Impressive to say the least… So a fill up of 4(kg) x $7 = $28 vs. what we spend today??? Talk about creating good jobs and helping the environment? Wow!!!
Chimel You’re right, electrolysis in itself is inefficient, but adding solar panels that are just 20% efficient makes it even more so.
As far as natural gas reformation goes, my only beef with that is where we’re getting the natural gas FROM. Fracking is nowhere near environmentally responsible.
Still, there’s plenty of innovation out there if we can get past what’s “easy” and “profitable” at the moment.
That’s why most EV owners also own solar panels and Tesla’s sister company (brother, actually 😉 leases solar panels and used EV batteries to Tesla owners so you don’t rely on polluting and warming non-renewables, which would totally defeat the purpose. Tesla has had this no-compromise vision from the start.

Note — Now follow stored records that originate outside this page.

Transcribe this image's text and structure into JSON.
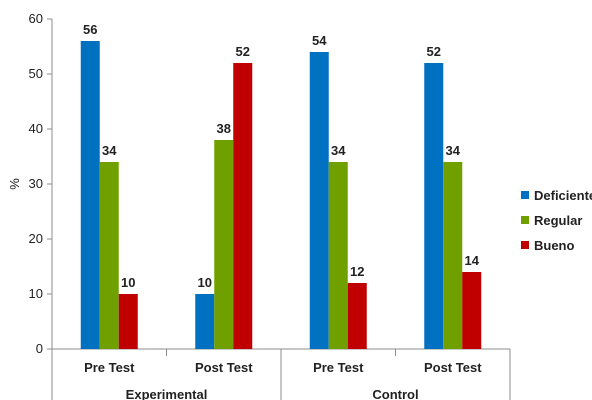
{
  "chart_data": {
    "type": "bar",
    "ylabel": "%",
    "ylim": [
      0,
      60
    ],
    "yticks": [
      0,
      10,
      20,
      30,
      40,
      50,
      60
    ],
    "categories": [
      "Pre Test",
      "Post Test",
      "Pre Test",
      "Post Test"
    ],
    "groups": [
      {
        "label": "Experimental",
        "categories": [
          0,
          1
        ]
      },
      {
        "label": "Control",
        "categories": [
          2,
          3
        ]
      }
    ],
    "series": [
      {
        "name": "Deficiente",
        "color": "#0070C0",
        "values": [
          56,
          10,
          54,
          52
        ]
      },
      {
        "name": "Regular",
        "color": "#70A000",
        "values": [
          34,
          38,
          34,
          34
        ]
      },
      {
        "name": "Bueno",
        "color": "#C00000",
        "values": [
          10,
          52,
          12,
          14
        ]
      }
    ],
    "legend_position": "right",
    "grid": false
  }
}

It’s misleading to say that solar electrolysis is inefficient, it’s any form of electrolysis that is so, insisting on its solar component is wrong. Still, renewables provide a lot of totally or relatively free energy, so efficiency may be less important if there is no cost penalty, and we should also put a high value on using clean energy to produce clean fuel. For me, it makes perfect sense. It also looks like a great way to use the otherwise wasted electricity production from renewables. For instance, Texas and Ontario dump a lot of electricity from wind farms at night, because there’s more of it than is consumed (they need to keep the non-renewables power station running in parallel,) they don’t have electricity or energy storage facilities, and the antiquated grid does not allow easy transfer of electricity where it’s needed. Same for solar, if you want photovoltaics to be a sizable source of electricity year round, you need to triple your PV acreage for winter, when days are shorter and the Sun low on the horizon. Comes summer, that same acreage usually provides more electricity than you can use or store. It could be used to run processes such as hydrogen production, desalination, distillation to purify water (or make bourbon!)

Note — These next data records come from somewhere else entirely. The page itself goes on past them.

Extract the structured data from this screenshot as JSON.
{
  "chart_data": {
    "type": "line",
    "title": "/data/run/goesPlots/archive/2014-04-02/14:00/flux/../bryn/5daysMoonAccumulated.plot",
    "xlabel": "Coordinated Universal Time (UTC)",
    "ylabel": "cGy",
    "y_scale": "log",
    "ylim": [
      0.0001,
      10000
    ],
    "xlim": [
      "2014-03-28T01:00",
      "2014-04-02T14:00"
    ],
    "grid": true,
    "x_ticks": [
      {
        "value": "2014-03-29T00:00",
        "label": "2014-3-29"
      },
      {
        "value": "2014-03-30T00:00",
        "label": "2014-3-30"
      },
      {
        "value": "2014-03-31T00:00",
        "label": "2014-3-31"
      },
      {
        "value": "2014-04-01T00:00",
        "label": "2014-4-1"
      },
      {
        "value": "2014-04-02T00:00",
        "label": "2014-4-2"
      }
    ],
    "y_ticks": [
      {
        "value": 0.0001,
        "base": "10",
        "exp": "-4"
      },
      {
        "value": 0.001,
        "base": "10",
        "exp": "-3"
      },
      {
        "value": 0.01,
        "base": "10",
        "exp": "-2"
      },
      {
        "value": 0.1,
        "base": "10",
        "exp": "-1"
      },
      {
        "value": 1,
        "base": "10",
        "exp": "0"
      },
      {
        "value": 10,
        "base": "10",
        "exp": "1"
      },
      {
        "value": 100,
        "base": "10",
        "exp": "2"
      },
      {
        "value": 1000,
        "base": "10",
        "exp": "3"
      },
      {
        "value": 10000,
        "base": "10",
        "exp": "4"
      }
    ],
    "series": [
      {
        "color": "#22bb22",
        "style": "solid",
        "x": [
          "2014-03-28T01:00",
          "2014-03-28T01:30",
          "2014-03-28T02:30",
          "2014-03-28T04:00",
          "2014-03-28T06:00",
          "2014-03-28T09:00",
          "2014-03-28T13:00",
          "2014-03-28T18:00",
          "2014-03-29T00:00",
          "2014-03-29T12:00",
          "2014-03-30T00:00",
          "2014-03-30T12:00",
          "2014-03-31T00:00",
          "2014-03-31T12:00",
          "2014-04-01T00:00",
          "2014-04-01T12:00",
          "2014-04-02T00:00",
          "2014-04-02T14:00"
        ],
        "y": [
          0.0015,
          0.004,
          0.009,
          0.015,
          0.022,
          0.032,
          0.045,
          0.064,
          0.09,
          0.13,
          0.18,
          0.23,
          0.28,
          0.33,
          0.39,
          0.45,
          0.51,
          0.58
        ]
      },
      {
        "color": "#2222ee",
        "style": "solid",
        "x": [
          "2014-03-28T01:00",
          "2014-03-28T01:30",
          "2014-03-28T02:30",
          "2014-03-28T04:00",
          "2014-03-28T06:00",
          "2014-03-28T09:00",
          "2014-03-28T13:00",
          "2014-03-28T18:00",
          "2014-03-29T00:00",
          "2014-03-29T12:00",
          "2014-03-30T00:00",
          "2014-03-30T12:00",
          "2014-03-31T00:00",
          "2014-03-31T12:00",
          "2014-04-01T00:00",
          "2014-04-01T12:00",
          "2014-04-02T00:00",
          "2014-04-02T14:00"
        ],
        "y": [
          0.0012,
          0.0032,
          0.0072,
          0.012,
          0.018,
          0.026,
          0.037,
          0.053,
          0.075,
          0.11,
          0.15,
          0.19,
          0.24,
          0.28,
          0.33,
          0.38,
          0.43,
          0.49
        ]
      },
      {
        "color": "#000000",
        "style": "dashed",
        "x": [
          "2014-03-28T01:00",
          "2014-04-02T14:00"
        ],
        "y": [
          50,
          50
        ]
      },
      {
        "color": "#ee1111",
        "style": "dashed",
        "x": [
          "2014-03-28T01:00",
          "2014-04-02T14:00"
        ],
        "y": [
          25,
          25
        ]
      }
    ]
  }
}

Photovoltaics is also just one form of solar energy, there are other forms that may be more efficient at producing hydrogen, maybe photosynthesis and some algae genetically engineered to breathe out hydrogen, or which produces hydrogen when decomposing (most vegetal and animal matter already naturally produces hydrogen and sulfur compounds, the infamous rotten eggs smell.) There may be other renewable fuels to provide clean hydrogen, like manure: Biomethane digesters produce methane, which is mostly hydrogen, that’s why natural gas is fracked to provide hydrogen to bind nitrogen as an agricultural fertilizer It is possible to genetically engineer a bacteria that would produce hydrogen instead of methane. We barely have scraped the surface of what is possible and efficient, so I would not condemn these technologies or their future evolution just yet, we should rather encourage and support more research in these areas.

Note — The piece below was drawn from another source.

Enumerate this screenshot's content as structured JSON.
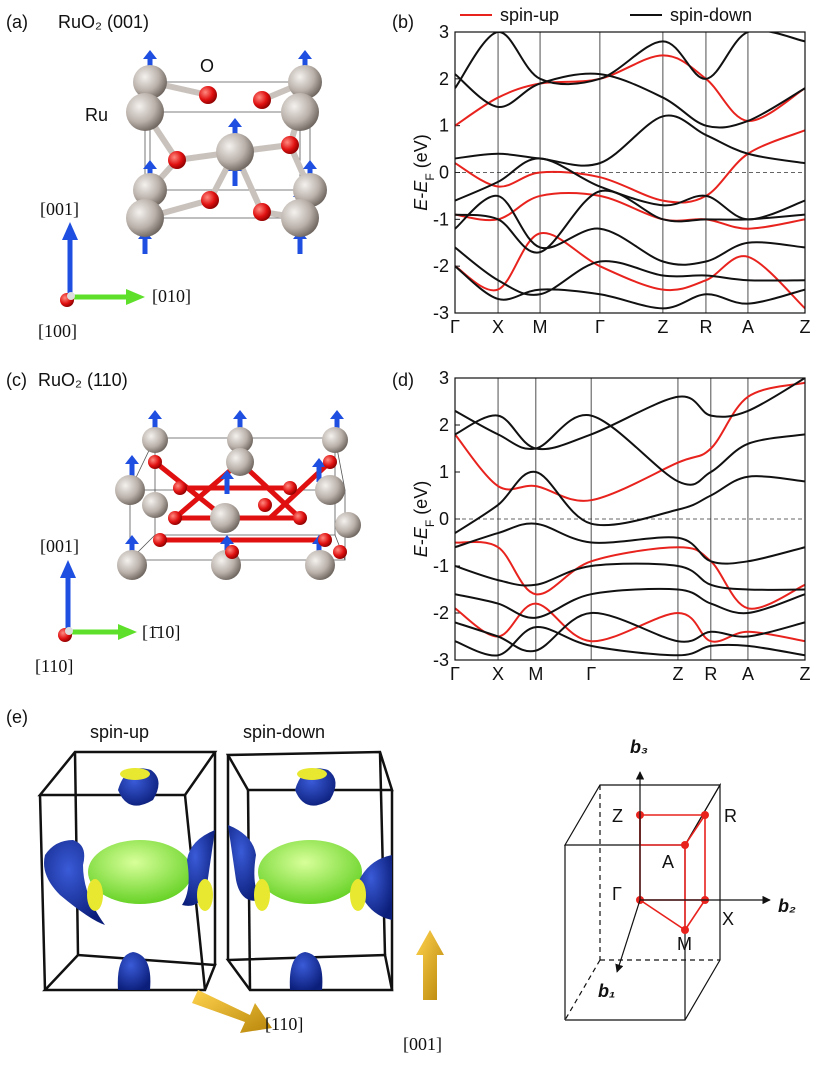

Anyway, it looks like we are going toward a multiple choice of fuels, hydrogen may not be suitable to all cars because of the bulky tank, but it works fine already on urban buses (a big polluter), so its usage could easily propagates to trucks and other large vehicles. The non-renewables lobbies will probably try to push LPG there first, though. Maybe not, maybe hydrogen will become mainstream before LPG and not even let LPG any room in the market, because the non-renewables industry does not seem interested into a bright financial future or into helping humanity switch to the post-petroleum era, they are doing absolutely nothing constructive, just defending coal and petroleum. Same for the electricity utilities, very few are involved in renewables, it’s usually people of conviction that create such projects,, the utilities just subcontract them, but don’t seem to lead the field.